Adam was perhaps the most sought-after and famous British designer working in the neoclassical idiom. He was the main force in the development of a style that extended beyond architecture and furniture to include many objects in a fine eighteenth century interior, including beautiful and extremely costly gilded mirrors and pier glasses.
Adam incorporated design ideas from ancient Greece and Rome into his forms and decoration. His numerous house commissions and their contents include, inter alia, Harewood House, Osterley Park and Syon House.
Born in Kirkaldy, Scotland, Adam was the son of the established architect William Adam, and followed his father into the family practice. In 1754 Robert embarked on a ‘Grand Tour’, spending five years in France and Italy visiting classical sites and studying architecture.

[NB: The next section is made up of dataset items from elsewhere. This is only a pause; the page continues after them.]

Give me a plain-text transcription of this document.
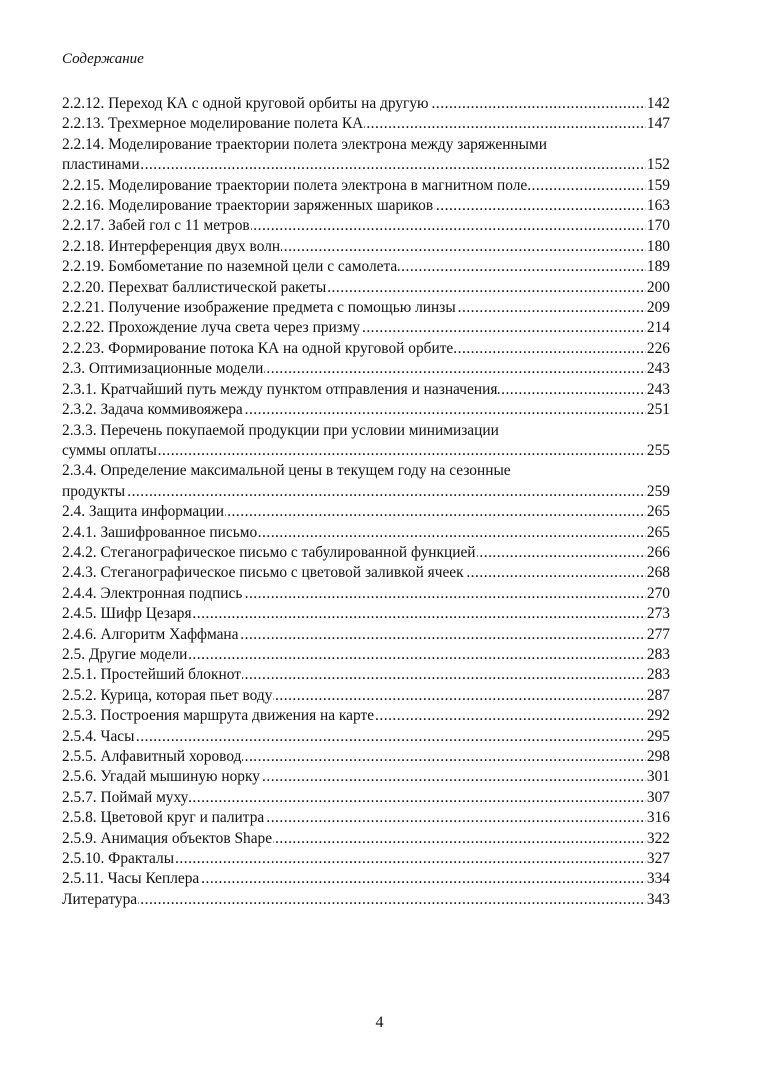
Содержание
2.2.12. Переход КА с одной круговой орбиты на другую	142
.....
2.2.13. Трехмерное моделирование полета КА	147
.....
2.2.14. Моделирование траектории полета электрона между заряженными
пластинами	152
.....
2.2.15. Моделирование траектории полета электрона в магнитном поле	159
.....
2.2.16. Моделирование траектории заряженных шариков	163
.....
2.2.17. Забей гол с 11 метров	170
.....
2.2.18. Интерференция двух волн	180
.....
2.2.19. Бомбометание по наземной цели с самолета	189
.....
2.2.20. Перехват баллистической ракеты	200
.....
2.2.21. Получение изображение предмета с помощью линзы	209
.....
2.2.22. Прохождение луча света через призму	214
.....
2.2.23. Формирование потока КА на одной круговой орбите	226
.....
2.3. Оптимизационные модели	243
.....
2.3.1. Кратчайший путь между пунктом отправления и назначения	243
.....
2.3.2. Задача коммивояжера	251
.....
2.3.3. Перечень покупаемой продукции при условии минимизации
суммы оплаты	255
.....
2.3.4. Определение максимальной цены в текущем году на сезонные
продукты	259
.....
2.4. Защита информации	265
.....
2.4.1. Зашифрованное письмо	265
.....
2.4.2. Стеганографическое письмо с табулированной функцией	266
.....
2.4.3. Стеганографическое письмо с цветовой заливкой ячеек	268
.....
2.4.4. Электронная подпись	270
.....
2.4.5. Шифр Цезаря	273
.....
2.4.6. Алгоритм Хаффмана	277
.....
2.5. Другие модели	283
.....
2.5.1. Простейший блокнот	283
.....
2.5.2. Курица, которая пьет воду	287
.....
2.5.3. Построения маршрута движения на карте	292
.....
2.5.4. Часы	295
.....
2.5.5. Алфавитный хоровод	298
.....
2.5.6. Угадай мышиную норку	301
.....
2.5.7. Поймай муху	307
.....
2.5.8. Цветовой круг и палитра	316
.....
2.5.9. Анимация объектов Shape	322
.....
2.5.10. Фракталы	327
.....
2.5.11. Часы Кеплера	334
.....
Литература	343
.....
4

On his return he soon established his own highly successful and fashionable practice in London with his brother, James. They were much sought after by the top echelons of the English nobility of the eighteenth century.
A related oval mirror was sold in Christie’s ‘Hotspur & Norman Adams sale’ 20th November 2008 lot 57, (Later painted green and white, restorations, and 19th century mirror plate) @ £13,750.
Christies sold a related ‘regilt’ oval mirror, but lacking the trailing husk decoration, lot 88, 14th June 2001 @ £25,850.
See: ‘English Looking Glasses’ by Geoffrey Wills, p.122 ill. 147-150.
HELENA HAYWARD Furniture History
Vol. 5, The Drawings of John Linnell in the Victoria and Albert Museum (1969), pp. 1-115, 117-118
A related oval mirror attributed to John Linnell ca. 1775 sold at Sothebys in 2008 for £61,000.